The opposition Maldivian Democratic Party (MDP) has condemned attacks on police officers and called for peaceful protest, in a statement released on Friday.
According to the police, four uniformed officers have been attacked in the past week, sustaining injuries that required hospital treatment.
The most recent attack took place on Thursday night near Malé city’s carnival area. A police officer on traffic patrol was stabbed in the back of his neck, and has now been flown abroad for treatment, police have reported.
Three men armed with knives entered another police officer’s house on Wednesday, but the police officer was unharmed, police said. A total of 16 have been arrested over these attacks.
The MDP said it recognizes “high levels of public animosity towards police officers with regards to their involvement in the February 7 coup, overthrowing the first democratically elected Government in the Maldives, and their subsequent brutal crackdown on unarmed civilians”.
Former President Mohamed Nasheed resigned on February 7 after the army joined a police mutiny. Nasheed later claimed he was forced to resign under duress. He led a march through Malé city on February 8, which MDP claims was dispersed with brutal force.
However, the MDP urged the public to express themselves through peaceful protest. Further, the party expressed concern over police’s alleged attempts to frame the MDP in relation to attacks on police.
President Mohamed Waheed Hassan has accused Nasheed’s supporters of attacks on police officers on Twitter.
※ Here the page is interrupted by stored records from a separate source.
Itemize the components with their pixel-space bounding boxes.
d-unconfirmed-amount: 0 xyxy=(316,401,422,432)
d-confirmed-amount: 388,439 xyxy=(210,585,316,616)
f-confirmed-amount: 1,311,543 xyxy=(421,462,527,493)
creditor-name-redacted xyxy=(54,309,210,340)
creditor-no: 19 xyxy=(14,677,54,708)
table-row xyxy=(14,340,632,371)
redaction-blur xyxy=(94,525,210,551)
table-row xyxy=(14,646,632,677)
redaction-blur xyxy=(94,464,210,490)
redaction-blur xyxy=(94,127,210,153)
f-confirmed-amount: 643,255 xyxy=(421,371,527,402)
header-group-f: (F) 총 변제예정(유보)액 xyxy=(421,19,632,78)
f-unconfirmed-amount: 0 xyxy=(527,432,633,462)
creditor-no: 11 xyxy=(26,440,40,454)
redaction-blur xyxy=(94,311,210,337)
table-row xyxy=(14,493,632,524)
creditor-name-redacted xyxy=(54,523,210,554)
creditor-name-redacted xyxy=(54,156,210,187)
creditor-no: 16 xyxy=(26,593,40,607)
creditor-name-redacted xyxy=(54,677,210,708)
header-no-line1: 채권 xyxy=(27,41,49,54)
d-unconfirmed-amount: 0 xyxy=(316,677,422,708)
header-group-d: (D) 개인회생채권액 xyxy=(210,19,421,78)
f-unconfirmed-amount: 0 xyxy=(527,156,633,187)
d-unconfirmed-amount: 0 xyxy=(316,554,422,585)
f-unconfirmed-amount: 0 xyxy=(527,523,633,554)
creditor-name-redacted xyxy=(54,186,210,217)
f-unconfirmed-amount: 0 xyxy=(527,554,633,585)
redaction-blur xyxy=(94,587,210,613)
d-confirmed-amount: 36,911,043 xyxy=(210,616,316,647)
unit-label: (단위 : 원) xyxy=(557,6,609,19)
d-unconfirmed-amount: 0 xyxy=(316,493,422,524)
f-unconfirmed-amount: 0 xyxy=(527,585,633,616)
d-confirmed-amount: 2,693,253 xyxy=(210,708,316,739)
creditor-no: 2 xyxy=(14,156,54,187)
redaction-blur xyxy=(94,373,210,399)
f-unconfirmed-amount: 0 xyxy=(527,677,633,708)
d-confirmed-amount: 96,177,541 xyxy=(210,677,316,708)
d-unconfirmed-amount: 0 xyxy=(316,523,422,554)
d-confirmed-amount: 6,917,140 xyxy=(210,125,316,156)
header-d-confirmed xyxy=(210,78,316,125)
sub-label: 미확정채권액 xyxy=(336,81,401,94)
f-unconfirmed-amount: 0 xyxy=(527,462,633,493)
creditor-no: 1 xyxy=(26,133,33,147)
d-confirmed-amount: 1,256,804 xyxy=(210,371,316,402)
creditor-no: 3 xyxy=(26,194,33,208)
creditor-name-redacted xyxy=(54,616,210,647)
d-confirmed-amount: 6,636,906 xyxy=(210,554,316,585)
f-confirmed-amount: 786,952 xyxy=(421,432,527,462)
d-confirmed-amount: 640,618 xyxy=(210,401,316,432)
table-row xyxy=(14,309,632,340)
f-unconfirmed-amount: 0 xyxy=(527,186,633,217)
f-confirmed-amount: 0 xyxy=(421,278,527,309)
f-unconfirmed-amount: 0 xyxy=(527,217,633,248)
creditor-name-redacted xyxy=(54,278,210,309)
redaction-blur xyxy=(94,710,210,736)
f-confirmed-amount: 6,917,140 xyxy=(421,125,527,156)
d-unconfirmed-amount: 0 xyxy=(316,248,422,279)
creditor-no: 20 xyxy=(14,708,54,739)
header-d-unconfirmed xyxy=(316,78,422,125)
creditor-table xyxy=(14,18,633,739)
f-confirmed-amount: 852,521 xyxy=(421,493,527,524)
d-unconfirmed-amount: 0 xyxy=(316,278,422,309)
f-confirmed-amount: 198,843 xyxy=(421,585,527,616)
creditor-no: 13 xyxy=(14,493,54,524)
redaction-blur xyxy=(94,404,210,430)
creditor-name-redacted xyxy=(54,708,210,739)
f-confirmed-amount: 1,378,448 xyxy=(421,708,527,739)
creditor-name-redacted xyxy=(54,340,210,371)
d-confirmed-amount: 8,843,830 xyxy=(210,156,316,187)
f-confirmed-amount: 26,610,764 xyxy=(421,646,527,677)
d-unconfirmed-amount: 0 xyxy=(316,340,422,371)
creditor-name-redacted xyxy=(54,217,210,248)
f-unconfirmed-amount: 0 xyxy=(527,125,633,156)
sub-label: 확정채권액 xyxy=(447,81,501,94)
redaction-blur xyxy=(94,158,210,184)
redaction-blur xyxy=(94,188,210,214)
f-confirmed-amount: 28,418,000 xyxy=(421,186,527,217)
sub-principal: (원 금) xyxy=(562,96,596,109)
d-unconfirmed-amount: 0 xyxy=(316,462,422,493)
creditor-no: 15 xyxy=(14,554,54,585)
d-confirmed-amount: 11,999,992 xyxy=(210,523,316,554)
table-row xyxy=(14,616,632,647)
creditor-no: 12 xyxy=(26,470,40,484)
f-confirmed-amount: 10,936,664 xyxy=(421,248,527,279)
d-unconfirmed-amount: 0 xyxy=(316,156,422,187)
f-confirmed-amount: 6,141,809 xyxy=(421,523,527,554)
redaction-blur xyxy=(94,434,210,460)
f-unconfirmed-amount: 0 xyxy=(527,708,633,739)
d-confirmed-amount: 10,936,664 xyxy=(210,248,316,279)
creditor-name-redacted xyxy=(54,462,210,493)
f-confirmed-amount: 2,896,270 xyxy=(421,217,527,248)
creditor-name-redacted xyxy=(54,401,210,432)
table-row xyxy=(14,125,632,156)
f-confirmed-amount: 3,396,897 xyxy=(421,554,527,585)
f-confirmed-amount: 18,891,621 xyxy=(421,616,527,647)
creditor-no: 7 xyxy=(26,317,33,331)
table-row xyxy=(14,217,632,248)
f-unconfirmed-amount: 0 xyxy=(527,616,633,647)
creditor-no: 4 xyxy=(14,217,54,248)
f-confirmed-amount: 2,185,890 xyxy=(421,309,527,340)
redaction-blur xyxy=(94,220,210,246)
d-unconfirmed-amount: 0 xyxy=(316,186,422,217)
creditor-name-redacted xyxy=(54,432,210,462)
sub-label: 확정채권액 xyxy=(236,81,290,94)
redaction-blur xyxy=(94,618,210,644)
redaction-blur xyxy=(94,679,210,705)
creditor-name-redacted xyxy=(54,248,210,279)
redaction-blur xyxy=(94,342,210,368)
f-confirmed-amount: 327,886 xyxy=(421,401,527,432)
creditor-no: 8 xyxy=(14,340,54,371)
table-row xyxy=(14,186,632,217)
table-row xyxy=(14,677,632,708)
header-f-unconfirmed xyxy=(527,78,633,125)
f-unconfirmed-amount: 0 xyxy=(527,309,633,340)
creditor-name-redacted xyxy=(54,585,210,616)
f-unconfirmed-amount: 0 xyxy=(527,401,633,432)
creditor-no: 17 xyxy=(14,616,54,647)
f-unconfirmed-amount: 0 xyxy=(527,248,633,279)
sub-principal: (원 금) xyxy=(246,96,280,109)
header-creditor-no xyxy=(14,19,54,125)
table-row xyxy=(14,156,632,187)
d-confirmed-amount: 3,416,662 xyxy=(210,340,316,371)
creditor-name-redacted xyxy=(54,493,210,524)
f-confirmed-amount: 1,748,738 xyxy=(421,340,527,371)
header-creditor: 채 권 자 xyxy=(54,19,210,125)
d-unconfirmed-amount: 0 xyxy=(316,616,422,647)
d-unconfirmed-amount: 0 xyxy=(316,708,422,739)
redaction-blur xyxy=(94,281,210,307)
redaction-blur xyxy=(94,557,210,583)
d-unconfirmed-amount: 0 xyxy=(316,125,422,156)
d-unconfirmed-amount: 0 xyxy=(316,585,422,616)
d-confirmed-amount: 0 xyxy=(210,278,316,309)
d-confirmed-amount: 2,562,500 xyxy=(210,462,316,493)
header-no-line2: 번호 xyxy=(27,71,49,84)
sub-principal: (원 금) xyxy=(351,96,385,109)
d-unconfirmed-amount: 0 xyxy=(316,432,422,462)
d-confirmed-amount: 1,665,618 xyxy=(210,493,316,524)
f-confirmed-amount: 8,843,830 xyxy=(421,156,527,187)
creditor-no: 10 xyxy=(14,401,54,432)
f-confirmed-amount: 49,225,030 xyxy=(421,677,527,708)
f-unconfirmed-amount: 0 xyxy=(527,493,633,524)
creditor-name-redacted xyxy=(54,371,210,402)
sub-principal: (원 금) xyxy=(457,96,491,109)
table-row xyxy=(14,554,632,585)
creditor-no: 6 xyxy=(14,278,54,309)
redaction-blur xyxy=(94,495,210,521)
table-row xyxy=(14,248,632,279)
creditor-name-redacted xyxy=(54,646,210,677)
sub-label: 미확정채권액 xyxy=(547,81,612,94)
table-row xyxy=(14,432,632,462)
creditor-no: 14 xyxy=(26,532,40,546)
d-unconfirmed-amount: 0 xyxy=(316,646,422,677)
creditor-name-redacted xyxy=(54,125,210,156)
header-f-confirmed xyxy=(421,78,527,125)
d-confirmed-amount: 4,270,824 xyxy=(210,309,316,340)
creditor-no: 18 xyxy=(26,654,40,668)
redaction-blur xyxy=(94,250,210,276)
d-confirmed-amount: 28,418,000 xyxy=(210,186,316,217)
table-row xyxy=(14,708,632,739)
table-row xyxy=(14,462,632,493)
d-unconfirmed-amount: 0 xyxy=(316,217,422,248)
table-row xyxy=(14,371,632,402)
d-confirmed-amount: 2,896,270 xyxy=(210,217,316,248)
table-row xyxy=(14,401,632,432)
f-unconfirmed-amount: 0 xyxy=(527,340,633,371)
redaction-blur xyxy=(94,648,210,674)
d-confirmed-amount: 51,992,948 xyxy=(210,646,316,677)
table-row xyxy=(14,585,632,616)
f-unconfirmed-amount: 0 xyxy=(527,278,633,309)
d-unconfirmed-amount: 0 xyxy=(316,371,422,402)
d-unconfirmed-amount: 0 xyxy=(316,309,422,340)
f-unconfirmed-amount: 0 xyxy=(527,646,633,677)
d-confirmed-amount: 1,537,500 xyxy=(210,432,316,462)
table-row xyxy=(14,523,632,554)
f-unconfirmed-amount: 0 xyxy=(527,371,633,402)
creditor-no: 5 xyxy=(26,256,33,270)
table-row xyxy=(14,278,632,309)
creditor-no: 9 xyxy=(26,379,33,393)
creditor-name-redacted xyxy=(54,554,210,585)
A President’s Office statement on 19 March also accused “sympathisers of MDP” of torching the Auction Shop in Malé.
The MDP claimed women detained on 19 March were sexually harassed. “This includes demanding some women detained on Monday, 19 March, to strip and squat a number of times while under police custody, and the use of inappropriate language,” the statement read.
“The MDP would like to remind the Police of their responsibility in upholding the law, and respecting the fundamental rights of all those detained,” the statement said.
The party noted an increase in the use of Stop and Search powers and condemned it as “a form of intimidation against MDP activists,” and called on the police to follow “appropriate behavior” as outlined in the Police Powers Act.
Police spokesperson Hassan Haneef said all search procedures were conducted according to the law, and denied sexual harassment claims. He also said the public can lodge complaints with the Human Rights Commission and Police Integrity Commission if they had been mistreated.